Pero a diferencia de países donde la demanda y la velocidad del mercado hacen vertiginosa la rotación de novedades (no más de un mes en los mesones y vitrinas) y difícil la colocación física de todos los despachos, en Venezuela es común ver los claros en las estanterías por falta de novedades y reposición. En lo particular el tema que más afecta es el de los libros de fondo. No tener a mano las obras de Camús, una buena edición de la Divina Comedia, la última novedad de Vila-Matas, Philip Roth o el fondo de El Acantilado, las ediciones de la UNAM o Galerna puede convertirse en un tormento. A las 3 de la tarde ya hemos dicho no treinta veces y la mitad de ellas sin posibilidad de referirlos a otras librerías. A veces se apela a la biblioteca personal o impulsamos la sección de libros usados para resolverle el problema al cliente y elevar nuestro estado de ánimo.
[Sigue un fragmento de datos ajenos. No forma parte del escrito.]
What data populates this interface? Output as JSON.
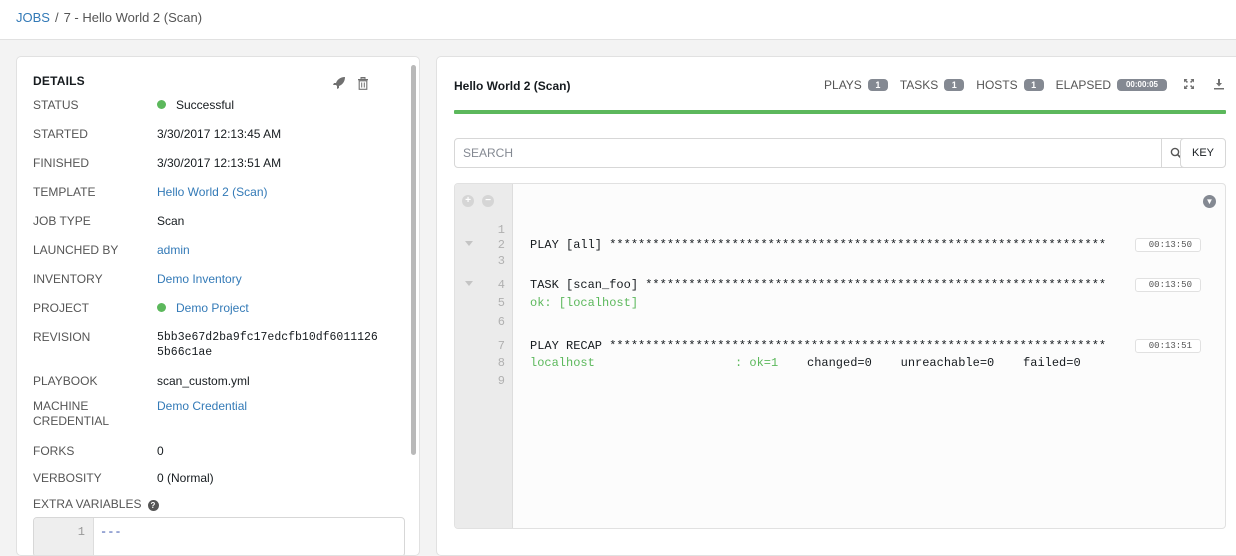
{
  "breadcrumb": {
    "root": "JOBS",
    "separator": "/",
    "current": "7 - Hello World 2 (Scan)"
  },
  "details": {
    "title": "DETAILS",
    "rows": {
      "status": {
        "label": "STATUS",
        "value": "Successful"
      },
      "started": {
        "label": "STARTED",
        "value": "3/30/2017 12:13:45 AM"
      },
      "finished": {
        "label": "FINISHED",
        "value": "3/30/2017 12:13:51 AM"
      },
      "template": {
        "label": "TEMPLATE",
        "value": "Hello World 2 (Scan)"
      },
      "job_type": {
        "label": "JOB TYPE",
        "value": "Scan"
      },
      "launched_by": {
        "label": "LAUNCHED BY",
        "value": "admin"
      },
      "inventory": {
        "label": "INVENTORY",
        "value": "Demo Inventory"
      },
      "project": {
        "label": "PROJECT",
        "value": "Demo Project"
      },
      "revision": {
        "label": "REVISION",
        "value_line1": "5bb3e67d2ba9fc17edcfb10df6011126",
        "value_line2": "5b66c1ae"
      },
      "playbook": {
        "label": "PLAYBOOK",
        "value": "scan_custom.yml"
      },
      "machine_credential": {
        "label_line1": "MACHINE",
        "label_line2": "CREDENTIAL",
        "value": "Demo Credential"
      },
      "forks": {
        "label": "FORKS",
        "value": "0"
      },
      "verbosity": {
        "label": "VERBOSITY",
        "value": "0 (Normal)"
      }
    },
    "extra_variables": {
      "label": "EXTRA VARIABLES",
      "line_number": "1",
      "code": "---"
    }
  },
  "job": {
    "title": "Hello World 2 (Scan)",
    "stats": {
      "plays_label": "PLAYS",
      "plays": "1",
      "tasks_label": "TASKS",
      "tasks": "1",
      "hosts_label": "HOSTS",
      "hosts": "1",
      "elapsed_label": "ELAPSED",
      "elapsed": "00:00:05"
    },
    "search_placeholder": "SEARCH",
    "key_label": "KEY",
    "status_color": "#5cb85c"
  },
  "output": {
    "lines": [
      {
        "num": "1",
        "text": "",
        "time": ""
      },
      {
        "num": "2",
        "text": "PLAY [all] *********************************************************************",
        "time": "00:13:50"
      },
      {
        "num": "3",
        "text": "",
        "time": ""
      },
      {
        "num": "4",
        "text": "TASK [scan_foo] ****************************************************************",
        "time": "00:13:50"
      },
      {
        "num": "5",
        "text": "ok: [localhost]",
        "time": ""
      },
      {
        "num": "6",
        "text": "",
        "time": ""
      },
      {
        "num": "7",
        "text": "PLAY RECAP *********************************************************************",
        "time": "00:13:51"
      },
      {
        "num": "8",
        "host": "localhost",
        "ok": ": ok=1",
        "rest": "changed=0    unreachable=0    failed=0",
        "time": ""
      },
      {
        "num": "9",
        "text": "",
        "time": ""
      }
    ]
  },
  "icons": {
    "rocket": "rocket-icon",
    "trash": "trash-icon",
    "help": "help-icon",
    "expand": "expand-icon",
    "download": "download-icon",
    "search": "search-icon",
    "plus": "plus-icon",
    "minus": "minus-icon",
    "scroll_down": "arrow-down-circle-icon",
    "caret": "caret-down-icon"
  }
}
Si para España o México el tema del precio único ha sido crucial para nosotros lo es la autorización equitativa de divisas para la importación de libros. Desde que se implantara el control de cambio en Venezuela (2003) la entrega de divisas ha sido muy irregular, con sequías de más de un año, en el caso de algunas distribuidoras. Se ha montado un sistema de permisologías para excusar la ausencia de dólares preferenciales. Estos nunca han estado al alcance de las librerías independientes que antes del control cambiario realizaban importaciones. Las distribuidoras independientes apenas han tenido menor suerte. Las distribuidoras de los grandes grupos como Planeta, Santillana, Ediciones B o Random House han sido las más beneficiadas.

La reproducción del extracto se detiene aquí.